Top real estate pros point out some things to keep in mind when raising private money to fund your deals.
There are lots of ways to go about raising private funds for real estate deals, but it’s almost always a belly-to-belly endeavor. Meaning it’s usually an intense, one-on-one interaction as you try to convince people to loan you money. And like it or not, it’s a very closely regulated process. As usual, the government has its mitts on this as it does on all things. You can’t simply decide you want to ask people for money in return for giving them a nice interest rate or piece of the action. Goodness, no. There are state and federal laws and guidelines that must be very carefully followed in order to avoid ending up in the Graybar Hotel.
Should You Do a Federal Filing?
In most cases, yes. If you’re going to try to raise more than $1 million dollars, and/or if you’re going to advertise for money, and/or if you’re going to cross state lines – you should do a federal filing. This filing will allow you to go after large amounts of money and legally market to private lenders across state lines or on the internet, and run your business between one state and another. Remember, there is no fee to file, but if you are planning on doing deals in another state, or borrowing money from someone in another state, advertising on the internet, or running part of your business in another state, you MUST do a federal filing.
Federal 506(c) Registration – The Sky’s the Limit
The 506(c) registration allows you to market to the general public for funds and take private money from accredited investors. It allows you to solicit private lenders from your website or to those living outside your state, and it allows you to aggressively go after large sums of private money. Without the 506(c) you can’t do any of those things.
Private Placement Memorandum
There is no fee to file the 506(c); however, if you’re going to do a federal registration and raise money, you should also do a disclosure document, called a Private Placement Memorandum. The PPM spells out the details of your offering and will protect you in the event of a lawsuit. If there is ever a misunderstanding between you and your lender, the PPM will be your best friend. Why? Because without it federal judges almost always side with the lender in the event of a lawsuit. It’s a critically important legal document that can be a tad pricy to create, although it’s worth every penny. You should have a qualified securities lawyer draw it up for you.
Intra-State means staying within your own state for everything pertaining to your business. If you’re staying within your state and you, your business, your houses, and your private lenders are all within your state, then you are regulated by your state. In most cases you are able to raise up to $1 million dollars. However, there are 4 states where you can only raise up to $500k. But if you do not cross state lines, and you do not do general solicitation and advertising, then you do not have to register in most states.
Prior Relationships with Lenders
The state requires that you have a prior existing relationship with anyone from whom you raise money, if you are doing an intra-state offering. This means you must know someone for at least 30 days, and you must have had at least 3 “touches” – instances of contact – during your lifetime. If you meet these two requirements, then you can market to them and make an offer.

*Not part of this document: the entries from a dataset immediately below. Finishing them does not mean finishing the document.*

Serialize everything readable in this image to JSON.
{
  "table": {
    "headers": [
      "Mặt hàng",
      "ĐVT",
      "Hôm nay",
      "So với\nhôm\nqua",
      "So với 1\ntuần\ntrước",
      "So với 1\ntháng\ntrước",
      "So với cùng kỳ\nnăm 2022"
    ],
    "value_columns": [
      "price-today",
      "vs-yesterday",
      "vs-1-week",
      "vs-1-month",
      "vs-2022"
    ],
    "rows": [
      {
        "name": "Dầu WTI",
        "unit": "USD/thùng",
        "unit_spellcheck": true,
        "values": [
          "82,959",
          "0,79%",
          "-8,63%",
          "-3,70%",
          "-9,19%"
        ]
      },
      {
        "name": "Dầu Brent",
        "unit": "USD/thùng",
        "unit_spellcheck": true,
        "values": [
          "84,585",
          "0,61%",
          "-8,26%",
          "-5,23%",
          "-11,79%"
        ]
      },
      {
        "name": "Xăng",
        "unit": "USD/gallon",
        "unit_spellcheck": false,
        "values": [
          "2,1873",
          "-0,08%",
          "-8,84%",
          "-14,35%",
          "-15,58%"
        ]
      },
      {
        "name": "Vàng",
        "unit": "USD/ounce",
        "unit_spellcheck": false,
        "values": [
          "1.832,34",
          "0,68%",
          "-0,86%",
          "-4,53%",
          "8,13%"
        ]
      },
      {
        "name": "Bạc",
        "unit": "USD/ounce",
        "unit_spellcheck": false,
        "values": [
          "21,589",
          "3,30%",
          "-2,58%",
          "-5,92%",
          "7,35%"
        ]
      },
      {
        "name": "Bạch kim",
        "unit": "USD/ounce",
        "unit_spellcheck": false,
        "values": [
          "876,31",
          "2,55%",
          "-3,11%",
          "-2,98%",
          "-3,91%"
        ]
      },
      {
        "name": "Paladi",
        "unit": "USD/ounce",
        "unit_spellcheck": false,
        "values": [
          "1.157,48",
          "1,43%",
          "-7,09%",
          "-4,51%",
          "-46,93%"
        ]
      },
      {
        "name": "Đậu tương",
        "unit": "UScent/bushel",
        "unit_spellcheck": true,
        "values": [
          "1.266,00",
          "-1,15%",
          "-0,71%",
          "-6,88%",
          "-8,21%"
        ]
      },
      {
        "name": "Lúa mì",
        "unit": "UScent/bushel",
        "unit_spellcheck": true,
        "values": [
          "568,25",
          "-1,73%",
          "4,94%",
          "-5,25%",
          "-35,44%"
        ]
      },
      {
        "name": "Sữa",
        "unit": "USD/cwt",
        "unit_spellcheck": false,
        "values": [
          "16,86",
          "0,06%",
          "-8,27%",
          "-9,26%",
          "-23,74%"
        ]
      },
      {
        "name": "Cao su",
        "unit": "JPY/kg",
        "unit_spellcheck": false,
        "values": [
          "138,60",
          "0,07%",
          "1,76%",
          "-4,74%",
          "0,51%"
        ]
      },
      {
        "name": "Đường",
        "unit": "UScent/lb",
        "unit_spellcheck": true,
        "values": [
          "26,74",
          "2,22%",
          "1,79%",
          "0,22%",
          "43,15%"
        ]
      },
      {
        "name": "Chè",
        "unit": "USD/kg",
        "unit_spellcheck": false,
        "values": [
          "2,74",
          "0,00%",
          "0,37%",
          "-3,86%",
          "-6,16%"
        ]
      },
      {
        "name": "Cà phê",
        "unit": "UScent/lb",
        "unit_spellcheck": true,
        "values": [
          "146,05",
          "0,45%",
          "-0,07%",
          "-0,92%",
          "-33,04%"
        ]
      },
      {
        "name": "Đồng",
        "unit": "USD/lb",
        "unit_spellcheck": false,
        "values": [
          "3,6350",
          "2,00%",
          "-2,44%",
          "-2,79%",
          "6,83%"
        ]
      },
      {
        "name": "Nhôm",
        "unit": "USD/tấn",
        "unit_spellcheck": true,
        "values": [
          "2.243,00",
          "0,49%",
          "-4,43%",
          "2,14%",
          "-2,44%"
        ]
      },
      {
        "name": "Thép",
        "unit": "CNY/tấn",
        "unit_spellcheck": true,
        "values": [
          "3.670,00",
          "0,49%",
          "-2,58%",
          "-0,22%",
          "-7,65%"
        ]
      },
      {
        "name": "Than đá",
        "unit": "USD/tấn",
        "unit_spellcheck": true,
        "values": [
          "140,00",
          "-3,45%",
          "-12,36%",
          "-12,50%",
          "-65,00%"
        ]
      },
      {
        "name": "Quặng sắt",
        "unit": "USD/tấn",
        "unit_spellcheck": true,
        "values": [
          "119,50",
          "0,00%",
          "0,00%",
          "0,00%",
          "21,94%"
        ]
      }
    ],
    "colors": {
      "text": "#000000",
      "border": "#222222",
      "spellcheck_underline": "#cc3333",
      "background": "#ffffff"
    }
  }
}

Can You Advertise on the Internet?
If you’re thinking of putting ads on Craigslist, or Facebook or on a website, those ads are considered to be a national / international presence. Meaning if you put up any kind of marketing that mentions specifically what your offer is, and/or what your interest rate or other compensation is for borrowing funds, and/or you are asking for money in return for an interest rate or piece of the action, you have just made an offer. To do that legally you must have a federal 506(c) registration. Otherwise you are breaking the law.
Start off with Intra-State Offerings
Most real estate investors just starting out should begin with Intra-state offerings. Again, this means that you, your business, your properties, and your private lenders are all within your state. In that case, you are regulated by your state. In most states your state will allow you to raise up to $1 million dollars.
If you do not cross state lines and don’t do general solicitations, then you don’t have to register in most states. But the state securities department requires that you have a prior existing relationship with anyone from whom you are trying to raise money. Meaning you must have known them for at least 30 days and you must have had at least 3 contacts prior with them. If that’s the case, you can market to them and make them an offer.
The Definition of an Offer
An offer is any time you discuss specific details of what you’re trying to do. For example, any time you discuss the amount of money you want to borrow, or the interest rate that you pay, or the equity you give, or the property that you want the lender to invest in. If you mention any of those things, it is considered an offer. If you’re doing any of that on the internet, and you are not registered, you are violating the law.
The beauty of having your company protected by a federal 506(c) registration is you can disclose to prospective lenders the amount of money you need, the interest rate or equity you’re offering, and a description of the project for which you are seeking funds. All of those things are legal to disclose under a 506(c) registration. Before you begin your marketing program make sure you know to whom and where you will be marketing for funds. If any of it involves out of state dealings, or trying to raise funds over $1 million dollars, you will need to do the 506(c) registration.